Through her drawings, Asawa imagines new containers for living and observing and offers different shapes to the life around her. Her use of negative space at once makes life cellular and vast. In the exhibition, I stopped at Asawa’s Networks series. Deeply psychological, the sprawling drawings are as familiar to me as if I’d drawn them with my own hand. I made similar iterative markings when I moved to California as an othered preteen uneasy and excited by the recent uproot, dust, and dry heat. Asawa’s Network drawings’ dense, anxiously endless branches mimic both the internal systems of the body and the natural world. They could be within us or they could be around us, or they could be both, making the known uncanny in a way that instills wonder and not horror. Given Asawa’s background, I think of her Network branches as a literal lifeline. Asawa’s early art training took place in two separate incarceration camps as a child, one on the Santa Anita racetrack and one in Arkansas. In Santa Anita, she was interned with several Disney animators, who led her towards an attention to the line. In Arkansas, interned children were sometimes allowed to leave the camp and explore nature through an arts program. There, she first started using watercolors.

An installation shot of Ruth Asawa Through Line.

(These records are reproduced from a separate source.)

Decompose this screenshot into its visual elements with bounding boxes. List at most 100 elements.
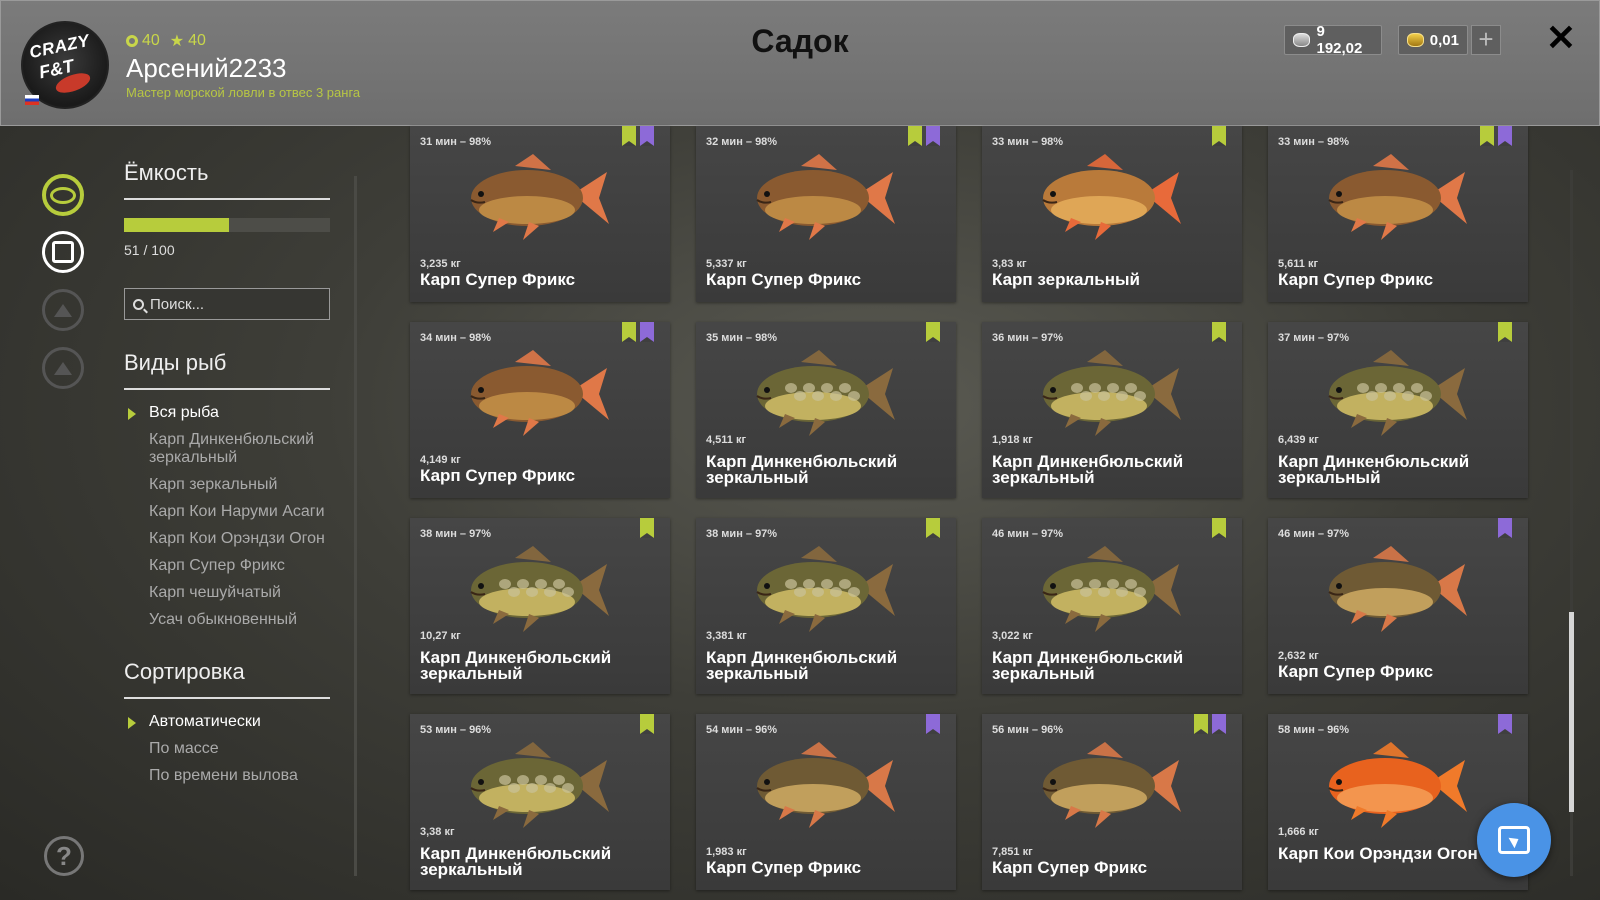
purple-bookmark-icon[interactable] <box>926 126 940 146</box>
catch-time: 32 мин – 98% <box>706 136 778 148</box>
cursor-icon <box>1498 826 1530 854</box>
green-bookmark-icon[interactable] <box>1498 322 1512 342</box>
silver-balance: 9 192,02 <box>1284 23 1382 57</box>
boat-icon[interactable] <box>42 289 84 331</box>
green-bookmark-icon[interactable] <box>622 322 636 342</box>
fish-card[interactable]: 38 мин – 97% 3,381 кг Карп Динкенбюльский… <box>696 518 956 694</box>
purple-bookmark-icon[interactable] <box>640 126 654 146</box>
species-item[interactable]: Карп зеркальный <box>124 476 330 494</box>
house-icon[interactable] <box>42 347 84 389</box>
fish-weight: 5,611 кг <box>1278 258 1319 270</box>
catch-time: 38 мин – 97% <box>420 528 492 540</box>
purple-bookmark-icon[interactable] <box>1498 126 1512 146</box>
catch-time: 36 мин – 97% <box>992 332 1064 344</box>
card-marks <box>926 518 940 538</box>
fish-icon[interactable] <box>42 174 84 216</box>
card-marks <box>1480 126 1512 146</box>
card-marks <box>1212 322 1226 342</box>
fish-weight: 1,983 кг <box>706 846 747 858</box>
purple-bookmark-icon[interactable] <box>926 714 940 734</box>
fish-weight: 3,235 кг <box>420 258 461 270</box>
sort-option[interactable]: Автоматически <box>124 713 330 731</box>
close-button[interactable]: ✕ <box>1544 20 1578 57</box>
sort-option[interactable]: По времени вылова <box>124 767 330 785</box>
green-bookmark-icon[interactable] <box>1212 126 1226 146</box>
fish-card[interactable]: 46 мин – 97% 2,632 кг Карп Супер Фрикс <box>1268 518 1528 694</box>
purple-bookmark-icon[interactable] <box>1498 714 1512 734</box>
silver-amount: 9 192,02 <box>1316 23 1363 57</box>
purple-bookmark-icon[interactable] <box>1498 518 1512 538</box>
species-item[interactable]: Карп Кои Наруми Асаги <box>124 503 330 521</box>
fish-card[interactable]: 46 мин – 97% 3,022 кг Карп Динкенбюльский… <box>982 518 1242 694</box>
card-marks <box>1212 518 1226 538</box>
fish-weight: 1,918 кг <box>992 434 1033 446</box>
fish-weight: 5,337 кг <box>706 258 747 270</box>
fish-name: Карп Динкенбюльский зеркальный <box>706 452 898 487</box>
green-bookmark-icon[interactable] <box>926 518 940 538</box>
green-bookmark-icon[interactable] <box>622 126 636 146</box>
fish-name: Карп Супер Фрикс <box>1278 662 1434 681</box>
green-bookmark-icon[interactable] <box>640 714 654 734</box>
fish-card[interactable]: 34 мин – 98% 4,149 кг Карп Супер Фрикс <box>410 322 670 498</box>
fish-card[interactable]: 31 мин – 98% 3,235 кг Карп Супер Фрикс <box>410 126 670 302</box>
species-item[interactable]: Усач обыкновенный <box>124 611 330 629</box>
green-bookmark-icon[interactable] <box>926 322 940 342</box>
fish-weight: 3,38 кг <box>420 826 455 838</box>
fish-card[interactable]: 37 мин – 97% 6,439 кг Карп Динкенбюльский… <box>1268 322 1528 498</box>
green-bookmark-icon[interactable] <box>908 126 922 146</box>
green-bookmark-icon[interactable] <box>640 518 654 538</box>
card-marks <box>1212 126 1226 146</box>
fish-card[interactable]: 38 мин – 97% 10,27 кг Карп Динкенбюльский… <box>410 518 670 694</box>
fish-card[interactable]: 33 мин – 98% 5,611 кг Карп Супер Фрикс <box>1268 126 1528 302</box>
fish-weight: 10,27 кг <box>420 630 461 642</box>
fish-name: Карп Супер Фрикс <box>1278 270 1434 289</box>
fish-weight: 3,381 кг <box>706 630 747 642</box>
fish-weight: 7,851 кг <box>992 846 1033 858</box>
capacity-bar <box>124 218 330 232</box>
card-marks <box>1498 518 1512 538</box>
green-bookmark-icon[interactable] <box>1194 714 1208 734</box>
card-marks <box>908 126 940 146</box>
fish-card[interactable]: 53 мин – 96% 3,38 кг Карп Динкенбюльский … <box>410 714 670 890</box>
species-item[interactable]: Карп чешуйчатый <box>124 584 330 602</box>
species-item[interactable]: Карп Супер Фрикс <box>124 557 330 575</box>
search-placeholder: Поиск... <box>150 295 205 313</box>
fish-card[interactable]: 54 мин – 96% 1,983 кг Карп Супер Фрикс <box>696 714 956 890</box>
catch-time: 35 мин – 98% <box>706 332 778 344</box>
grid-scrollbar-thumb[interactable] <box>1569 612 1574 812</box>
fish-card[interactable]: 32 мин – 98% 5,337 кг Карп Супер Фрикс <box>696 126 956 302</box>
keepnet-icon[interactable] <box>42 231 84 273</box>
purple-bookmark-icon[interactable] <box>640 322 654 342</box>
fish-card[interactable]: 33 мин – 98% 3,83 кг Карп зеркальный <box>982 126 1242 302</box>
purple-bookmark-icon[interactable] <box>1212 714 1226 734</box>
green-bookmark-icon[interactable] <box>1212 322 1226 342</box>
green-bookmark-icon[interactable] <box>1212 518 1226 538</box>
sort-list: Автоматически По массе По времени вылова <box>124 713 330 785</box>
capacity-text: 51 / 100 <box>124 242 175 258</box>
fish-name: Карп зеркальный <box>992 270 1140 289</box>
species-item[interactable]: Вся рыба <box>124 404 330 422</box>
help-icon[interactable]: ? <box>44 836 84 876</box>
silver-coin-icon <box>1293 33 1311 47</box>
sort-option[interactable]: По массе <box>124 740 330 758</box>
card-marks <box>640 714 654 734</box>
card-marks <box>926 714 940 734</box>
fish-card[interactable]: 36 мин – 97% 1,918 кг Карп Динкенбюльский… <box>982 322 1242 498</box>
gold-amount: 0,01 <box>1429 31 1459 49</box>
search-input[interactable]: Поиск... <box>124 288 330 320</box>
catch-time: 58 мин – 96% <box>1278 724 1350 736</box>
panel-scrollbar[interactable] <box>354 176 357 876</box>
catch-time: 33 мин – 98% <box>992 136 1064 148</box>
species-item[interactable]: Карп Динкенбюльский зеркальный <box>124 431 330 467</box>
species-item[interactable]: Карп Кои Орэндзи Огон <box>124 530 330 548</box>
fish-name: Карп Динкенбюльский зеркальный <box>992 452 1184 487</box>
add-currency-button[interactable]: + <box>1471 25 1501 55</box>
catch-time: 38 мин – 97% <box>706 528 778 540</box>
green-bookmark-icon[interactable] <box>1480 126 1494 146</box>
fish-card[interactable]: 35 мин – 98% 4,511 кг Карп Динкенбюльский… <box>696 322 956 498</box>
card-marks <box>1498 714 1512 734</box>
fish-name: Карп Динкенбюльский зеркальный <box>1278 452 1470 487</box>
fish-card[interactable]: 56 мин – 96% 7,851 кг Карп Супер Фрикс <box>982 714 1242 890</box>
catch-time: 53 мин – 96% <box>420 724 492 736</box>
cursor-mode-button[interactable] <box>1477 803 1551 877</box>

Installation view of “Ruth Asawa Through Line.” Photo: Paul Hester

Asawa was a notorious insomniac. After I viewed Through Line, I woke up in the middle of the night with Asawa’s renderings still spinning in my head. I too know the urge to recreate small things in the middle of the night, in the early hours of the morning, to look at a loved one when they’re the furthest away from you, nestled into the crevices of their unconscious, as Asawa did Paul. My loved ones have also woken up to renderings of their faces — insights into how I see them. In describing Asawa’s long creative friendship with photographer Imogen Cunningham, the Whitney Museum’s curator Kim Conaty maintains that they kept “imagining each other” over and over again. Through Line offers us a new way of imagining Asawa, allowing her to be a complex, iterative, creative force in the minds of generations to come. 

 

Ruth Asawa Through Line is co-curated by Edouard Kopp, John R. Eckel, Jr. Foundation Chief Curator of The Menil Drawing Institute and Kim Conaty, the Steven and Ann Ames Curator of Drawings and Prints at the Whitney Museum of American Art, with Kirsten Marples, Curatorial Associate at the Menil Drawing Institute, and Scout Hutchinson, Curatorial Fellow at the Whitney Museum of American Art. The exhibition is on view at the Menil Collection in Houston through July 21, 2024.